Self-consistent Validation for Machine Learning Electronic Structure

TL;DR

This method integrates machine learning with self-consistent field methods to achieve both low validation cost and interpret-ability and enables exploration of the model's ability with active learning and instills confidence in its integration into real-world studies.

Abstract

Machine learning has emerged as a significant approach to efficiently tackle electronic structure problems. Despite its potential, there is less guarantee for the model to generalize to unseen data that hinders its application in real-world scenarios. To address this issue, a technique has been proposed to estimate the accuracy of the predictions. This method integrates machine learning with self-consistent field methods to achieve both low validation cost and interpret-ability. This, in turn, enables exploration of the model's ability with active learning and instills confidence in its integration into real-world studies.

Figures (4)

• Figure 1: The data stream under different methods. Left:the SCF iteration and the construction of strict DIIS error vector. Right: The definition of different loss functions. Here DIIS means the error measures the difference between A and B, and LE is labeled error, that measures the difference between the predicted matrix and its label
• Figure 2: The generalization ability of self-DIIS. We evaluated the strict DIIS loss and the self-DIIS loss on both the original validation dataset and a purturbed dataset of the same molecular(uracil). The line is fitted only on the original dataset and the orange points represents the related data drawn at the bottom.
• Figure 3: The statistic results on uracil(a) and QM9(b).
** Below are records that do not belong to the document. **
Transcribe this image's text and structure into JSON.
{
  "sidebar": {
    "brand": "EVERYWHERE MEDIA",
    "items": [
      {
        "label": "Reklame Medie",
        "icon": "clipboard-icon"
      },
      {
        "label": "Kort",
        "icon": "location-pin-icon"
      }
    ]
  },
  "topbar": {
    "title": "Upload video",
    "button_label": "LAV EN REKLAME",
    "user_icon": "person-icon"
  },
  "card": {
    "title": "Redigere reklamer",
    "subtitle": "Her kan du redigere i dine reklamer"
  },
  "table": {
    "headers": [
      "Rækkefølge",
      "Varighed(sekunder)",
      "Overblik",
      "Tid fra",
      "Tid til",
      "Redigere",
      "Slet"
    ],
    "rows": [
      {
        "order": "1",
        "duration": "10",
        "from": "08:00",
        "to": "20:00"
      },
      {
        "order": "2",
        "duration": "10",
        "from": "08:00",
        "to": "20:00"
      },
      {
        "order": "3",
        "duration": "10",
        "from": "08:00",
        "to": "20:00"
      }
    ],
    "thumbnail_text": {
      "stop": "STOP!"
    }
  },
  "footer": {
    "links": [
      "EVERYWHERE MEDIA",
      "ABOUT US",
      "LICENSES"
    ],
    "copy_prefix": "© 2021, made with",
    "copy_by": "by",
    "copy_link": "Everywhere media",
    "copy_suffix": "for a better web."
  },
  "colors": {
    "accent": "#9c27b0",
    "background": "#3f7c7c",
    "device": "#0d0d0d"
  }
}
The left panel showed the original data as green points, and the fitted mean value conditioned on DIIS error is drawn as the orange line. The shadow area is the 3$\sigma$ region estimated by the fitted standard deviation. The right 2 panels toke each group as a point, and the values are the related statistic result counted in that group. The orange line fitted directly on those points with a linear model, that provides with the statistics information used to draw the line and shadow on the left. On both datasets, that one is different in atom positions and another is different in element component, the error is well bound by the DIIS error in our test.
• Figure 4: Running AIMD with and without error conditioned corrector. A simulation with our predictor-corrector strategy and another simulation use the model prediction directly is drawn together. The left panel, the corrected one relaxed to the target temperature successfully while the other one diverged. The right panel shows the self-DIIS error and the max force applied to the atoms in each time step. In the failed case, the predicted force become exotic large with the increase of self-DIIS loss. While in the corrected case, the force is calculated from DFT results once the self-DIIS loss is above the threshold line, and the force was kept in a reasonable range.